BUTTERFLY WINGS
Word Count: 364
I sleep on down pillows and have cobweb sheets on the bed. If it’s cool in the evening I unroll the maple leaf blanket. Sometimes in the winter I may need a quilt of butterfly wings and that’s fine because butterfly wings bring good dreams.
The space you left empty is hollowed out just as you left it. Each morning I wake you up with a cherry-mouthed kiss. I know you’re not there but sometimes I think I can taste the peach of your cheek, feel the stubble of overnight spent in growing a beard.
When we were so young that the hummingbirds served as our playmates, when the robins twirled worms as a rope we could skip–double-dutch was your favorite back then–when we were that young we were joyous and laughed at the rain.
We spent our years running through meadows of sweet spring grass that tickled our bare ankles and bent into a cushion for when we had to make love then and there. We married in gossamer white with wreaths of fresh blossoms entwined in our hair, the sunshine on our faces, and no shoes on our feet.
We were the king and queen of the small plot of land on Oak Street. Our house was a castle of sand blown in from the shoreline with windows of crystalline sugar and a chocolate door. You picked bouquets of wildflowers, field grass and sun and I dried our clothes in the branches of trees with cardinals behaving as clothespins.
I remember your first silver hair and your pointing it out, your face a sad wrinkled frown. You looked so worried and frightened of years creeping away like a ball rolling away from your grasp. I picked up the years and tossed it back into your hands.
We were so happy nearly all of our lives and as soulmates, I speak to you now. And though I still love you with all of my heart, I must–as always–be honest and plain. You see I thought you would keep your last promise and never would leave me. But you left in the soft quiet morning on butterfly wings.
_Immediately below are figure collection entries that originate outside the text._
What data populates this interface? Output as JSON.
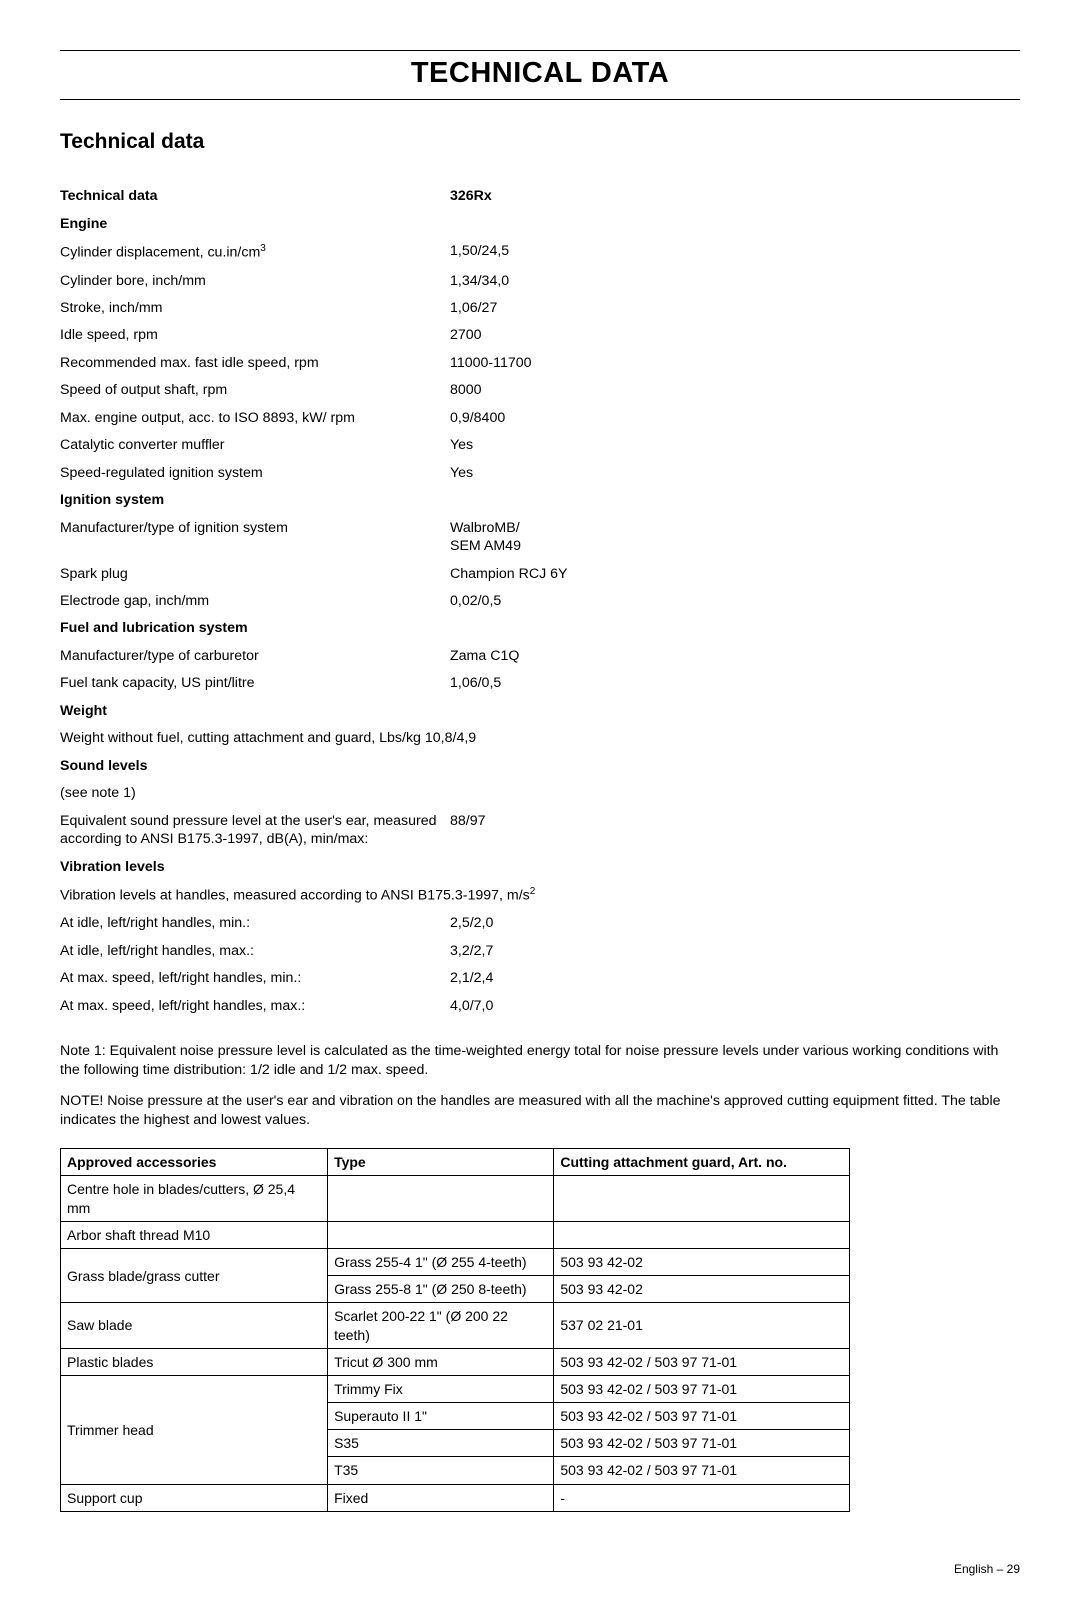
{
  "mainTitle": "TECHNICAL DATA",
  "subTitle": "Technical data",
  "modelHeader": "326Rx",
  "techDataLabel": "Technical data",
  "sections": {
    "engine": {
      "title": "Engine",
      "rows": [
        {
          "key": "cyl_disp",
          "label": "Cylinder displacement, cu.in/cm",
          "sup": "3",
          "value": "1,50/24,5"
        },
        {
          "key": "cyl_bore",
          "label": "Cylinder bore, inch/mm",
          "value": "1,34/34,0"
        },
        {
          "key": "stroke",
          "label": "Stroke, inch/mm",
          "value": "1,06/27"
        },
        {
          "key": "idle",
          "label": "Idle speed, rpm",
          "value": "2700"
        },
        {
          "key": "max_idle",
          "label": "Recommended max. fast idle speed, rpm",
          "value": "11000-11700"
        },
        {
          "key": "output_shaft",
          "label": "Speed of output shaft, rpm",
          "value": "8000"
        },
        {
          "key": "max_engine",
          "label": "Max. engine output, acc. to ISO 8893, kW/ rpm",
          "value": "0,9/8400"
        },
        {
          "key": "cat_muffler",
          "label": "Catalytic converter muffler",
          "value": "Yes"
        },
        {
          "key": "speed_ign",
          "label": "Speed-regulated ignition system",
          "value": "Yes"
        }
      ]
    },
    "ignition": {
      "title": "Ignition system",
      "rows": [
        {
          "key": "ign_type",
          "label": "Manufacturer/type of ignition system",
          "value": "WalbroMB/\nSEM AM49"
        },
        {
          "key": "spark",
          "label": "Spark plug",
          "value": "Champion RCJ 6Y"
        },
        {
          "key": "electrode",
          "label": "Electrode gap, inch/mm",
          "value": "0,02/0,5"
        }
      ]
    },
    "fuel": {
      "title": "Fuel and lubrication system",
      "rows": [
        {
          "key": "carb",
          "label": "Manufacturer/type of carburetor",
          "value": "Zama C1Q"
        },
        {
          "key": "tank",
          "label": "Fuel tank capacity, US pint/litre",
          "value": "1,06/0,5"
        }
      ]
    },
    "weight": {
      "title": "Weight",
      "rows": [
        {
          "key": "weight_no_fuel",
          "label": "Weight without fuel, cutting attachment and guard, Lbs/kg",
          "value": "10,8/4,9",
          "inline": true
        }
      ]
    },
    "sound": {
      "title": "Sound levels",
      "rows": [
        {
          "key": "note1ref",
          "label": "(see note 1)",
          "value": ""
        },
        {
          "key": "eq_sound",
          "label": "Equivalent sound pressure level at the user's ear, measured according to ANSI  B175.3-1997, dB(A), min/max:",
          "value": "88/97",
          "inline": true,
          "multiline": true
        }
      ]
    },
    "vibration": {
      "title": "Vibration levels",
      "rows": [
        {
          "key": "vib_label",
          "label": "Vibration levels at handles, measured according to ANSI B175.3-1997, m/s",
          "sup": "2",
          "value": "",
          "multiline": true
        },
        {
          "key": "idle_min",
          "label": "At idle, left/right handles, min.:",
          "value": "2,5/2,0"
        },
        {
          "key": "idle_max",
          "label": "At idle, left/right handles, max.:",
          "value": "3,2/2,7"
        },
        {
          "key": "max_min",
          "label": "At max. speed, left/right handles, min.:",
          "value": "2,1/2,4"
        },
        {
          "key": "max_max",
          "label": "At max. speed, left/right handles, max.:",
          "value": "4,0/7,0"
        }
      ]
    }
  },
  "note1": "Note 1: Equivalent noise pressure level is calculated as the time-weighted energy total for noise pressure levels under various working conditions with the following time distribution: 1/2 idle and 1/2 max. speed.",
  "note2": "NOTE! Noise pressure at the user's ear and vibration on the handles are measured with all the machine's approved cutting equipment fitted. The table indicates the highest and lowest values.",
  "accessoriesTable": {
    "headers": [
      "Approved accessories",
      "Type",
      "Cutting attachment guard, Art. no."
    ],
    "rows": [
      {
        "accessory": "Centre hole in blades/cutters, Ø 25,4 mm",
        "type": "",
        "guard": "",
        "rowspan": 1
      },
      {
        "accessory": "Arbor shaft thread M10",
        "type": "",
        "guard": "",
        "rowspan": 1
      },
      {
        "accessory": "Grass blade/grass cutter",
        "types": [
          {
            "type": "Grass 255-4 1\" (Ø 255 4-teeth)",
            "guard": "503 93 42-02"
          },
          {
            "type": "Grass 255-8 1\" (Ø 250 8-teeth)",
            "guard": "503 93 42-02"
          }
        ]
      },
      {
        "accessory": "Saw blade",
        "type": "Scarlet 200-22 1\" (Ø 200 22 teeth)",
        "guard": "537 02 21-01",
        "rowspan": 1
      },
      {
        "accessory": "Plastic blades",
        "type": "Tricut Ø 300 mm",
        "guard": "503 93 42-02 /  503 97 71-01",
        "rowspan": 1
      },
      {
        "accessory": "Trimmer head",
        "types": [
          {
            "type": "Trimmy Fix",
            "guard": "503 93 42-02 /  503 97 71-01"
          },
          {
            "type": "Superauto II 1\"",
            "guard": "503 93 42-02 /  503 97 71-01"
          },
          {
            "type": "S35",
            "guard": "503 93 42-02 /  503 97 71-01"
          },
          {
            "type": "T35",
            "guard": "503 93 42-02 /  503 97 71-01"
          }
        ]
      },
      {
        "accessory": "Support cup",
        "type": "Fixed",
        "guard": "-",
        "rowspan": 1
      }
    ]
  },
  "footer": {
    "lang": "English",
    "sep": " – ",
    "page": "29"
  }
}
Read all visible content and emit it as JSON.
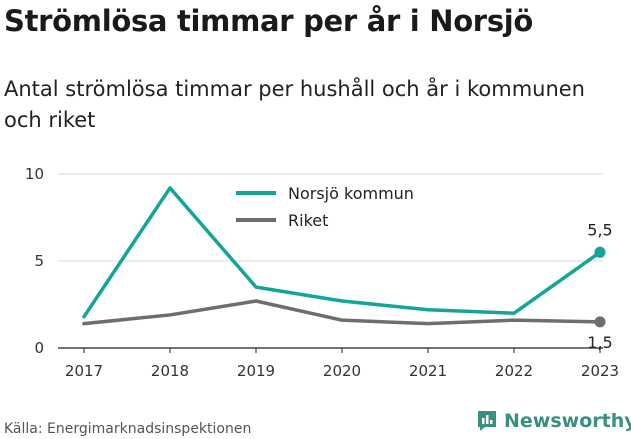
{
  "title": "Strömlösa timmar per år i Norsjö",
  "subtitle": "Antal strömlösa timmar per hushåll och år i kommunen och riket",
  "source": "Källa: Energimarknadsinspektionen",
  "brand": {
    "name": "Newsworthy",
    "icon": "newsworthy-logo-icon",
    "color": "#3a8f80"
  },
  "chart_data": {
    "type": "line",
    "x": [
      "2017",
      "2018",
      "2019",
      "2020",
      "2021",
      "2022",
      "2023"
    ],
    "ylim": [
      0,
      10
    ],
    "yticks": [
      0,
      5,
      10
    ],
    "grid": true,
    "legend_position": "top-center",
    "series": [
      {
        "name": "Norsjö kommun",
        "color": "#13a596",
        "values": [
          1.8,
          9.2,
          3.5,
          2.7,
          2.2,
          2.0,
          5.5
        ],
        "end_label": "5,5"
      },
      {
        "name": "Riket",
        "color": "#6e6e72",
        "values": [
          1.4,
          1.9,
          2.7,
          1.6,
          1.4,
          1.6,
          1.5
        ],
        "end_label": "1,5"
      }
    ]
  }
}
marvelous! “We were the king and queen of the small plot of land on Oak Street. Our house was a castle of sand blown in from the shoreline with windows of crystalline sugar and a chocolate door. You picked bouquets of wildflowers, field grass and sun and I dried our clothes in the branches of trees with cardinals behaving as clothespins.” this is so good. but now you also need to get back to the dark side of the force. on butterfly wings if necessary …
It’s hard for me to write about dark things while death is still fresh and sacred in my mind. I do seem to be getting over the hump, however, and will try to get dark-minded without crying.